Aula tribunale italiano. Photo Guido Calamosca/LaPresse

Accanto a queste che sono le principali novità, altre norme di completamento. I disegni  approvati e in corso di approvazione vanno letti nel loro insieme, ed hanno l’indubbio merito di approcciare il tema della giustizia con l’ottica visuale del cittadino-utente, un cittadino che con forza sempre più crescente sta chiedendo allo Stato di guardare alla giustizia come un servizio essenziale del quale la collettività ha necessità; un utente che osserva come una giustizia che sia resa con tempi di risposta abissali – quali ancora posso essere classificati i tempi medi in Italia – equivale ad una non evasione alla richiesta di Giustizia.

Certo, se andiamo ad analizzare ogni singola porzione e disposizione di delega o precettiva assunta con questa riforma, possibilità di intravedere spazi di miglioramento e/o di criticità ce ne sono: sarà indubbiamente necessario, ad esempio, capire le modalità con le quali il cd. “fascicolo del magistrato” verrà nel tempo composto; sarà necessario rivedere i criteri per la valutazione dei magistrati, valutazioni che sin’oggi sono solo comprese tra un “positivo” e “negativo” e che determinano una forma di appiattimento tra chi svolge appieno la propria funzione con competenza, aggiornamento professionale e capacità organizzativa del suo ufficio e chi invece si limita al minimo sindacale; sarà anche necessario stabilire i criteri sui quali si baserà il voto che Avvocati e Accademia esprimeranno sui magistrati e molto altro ancora.

Ma complessivamente sembra di poter cogliere nel progetto due segnali:

  • da una parte un filo che lega questa riforma ai progetti di riforma del processo penale e del processo civile che l’hanno preceduta, come se il Parlamento intendesse dire alla Magistratura: noi siamo pronti ad adeguare le norme processuali per darvi modo di rispondere nei tempi più celeri possibili alle richieste dei cittadini con un processo giusto, ma voi (intendendo i magistrati nel loro complesso) dovete essere in grado di organizzare i vostri uffici affidandone la direzione a chi realmente ha capacità organizzative e non con logiche correntizie e/o di appartenenza. Il vostro lavoro deve risultare a tutti con trasparenza e senza timore dovete consentire di essere valutati perché non si crei quell’inefficiente quanto odioso appiattimento per cui tutti valgono e sono promossi allo  stesso modo a prescindere da quello che fanno. La funzione per la quale siete stati assunti è quella giurisdizionale, non altra e per questo non dovete distogliere le forze dal vostro lavoro se non per motivi del tutto eccezionali  cui potete essere chiamati, ma in misura assolutamente minimale.
  • dall’altra parte, in linea con le parole del Capo dello Stato, un richiamo al recupero di credibilità, di stima e di autorevolezza della Magistratura verso i cittadini con norme che tendano a creare la figura di un giudice indipendente. Così se la norma sulla separazione delle funzioni tra giudicante e requirente aiuta a recuperare la posizione di terzietà vera del giudicante rispetto a chi promuove l’azione penale, lo stacco temporale, ovvero definitivo, tra l’assunzione di  una – del tutto legittima – posizione di parte in fase elettorale e la funzione propria del magistrato, attiva ancora di più l’attenzione sulla necessità che il giudice non solo sia terzo rispetto alle parti, ma che appia anche tale. Così come l’eliminazione della possibilità delle nomine direttive o semidirettive “a pacchetto” ha un valore essenziale nel richiamare il CSM, ma soprattutto le forme organizzate di partecipazione alla politica giudiziaria della Magistratura (leggi “correnti”), a far prevalere il servizio e la funzione alla logica dell’appartenenza.

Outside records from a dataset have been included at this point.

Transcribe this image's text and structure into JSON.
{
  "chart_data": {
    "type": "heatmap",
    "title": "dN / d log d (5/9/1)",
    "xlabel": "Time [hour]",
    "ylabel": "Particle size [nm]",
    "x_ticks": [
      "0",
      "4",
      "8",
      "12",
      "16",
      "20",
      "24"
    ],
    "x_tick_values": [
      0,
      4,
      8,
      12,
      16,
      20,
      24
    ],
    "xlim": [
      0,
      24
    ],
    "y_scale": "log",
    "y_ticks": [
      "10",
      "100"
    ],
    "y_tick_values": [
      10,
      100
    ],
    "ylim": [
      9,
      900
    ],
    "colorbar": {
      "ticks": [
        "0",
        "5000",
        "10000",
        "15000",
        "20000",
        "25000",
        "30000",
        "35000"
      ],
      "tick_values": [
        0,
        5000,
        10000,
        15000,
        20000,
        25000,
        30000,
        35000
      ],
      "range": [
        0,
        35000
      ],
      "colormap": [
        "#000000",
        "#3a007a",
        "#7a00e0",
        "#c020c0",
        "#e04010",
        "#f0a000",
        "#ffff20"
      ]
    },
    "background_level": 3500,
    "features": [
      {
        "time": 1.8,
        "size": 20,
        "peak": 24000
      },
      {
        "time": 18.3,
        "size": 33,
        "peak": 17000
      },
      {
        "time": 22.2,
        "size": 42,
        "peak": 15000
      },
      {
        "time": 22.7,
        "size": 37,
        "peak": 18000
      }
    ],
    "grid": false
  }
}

Insomma, non mi ascrivo alla categoria dei lettori del bicchiere mezzo vuoto, perché sembra di scorgere nel complessivo progetto “Cartabia” (ma diamo anche merito a chi l’ha preceduta), con tutti i necessari difetti di dettaglio che ogni corposa riforma si porta dietro, un progetto positivo che provi a stimolare tutti gli attori della giurisdizione a svolgere appieno il loro ruolo avendo sempre come riferimento l’obiettivo vero, che non è tanto quello di aiutare tutti ad essere più bravi, ma a saper offrire agli utenti, ovvero a noi stessi, il miglior servizio giustizia possibile.

Il tutto, restando fortemente convinto della profonda verità di quel concetto che un tempo sentii esprimere da Chiara Lubich, fondatrice del Movimento dei Focolari, nel corso di un suo intervento: “per mondi nuovi servono uomini nuovi”, che tradotto vuol dire: posso esercitarmi in tutte le possibili riforme, chiamando a raccolta tutte le menti più illuminate, ma se chi le deve mettere in pratica perde di vista la funzione vera cui è chiamato, il servizio alla collettività che è chiamato a rendere, tutto sarà inutile.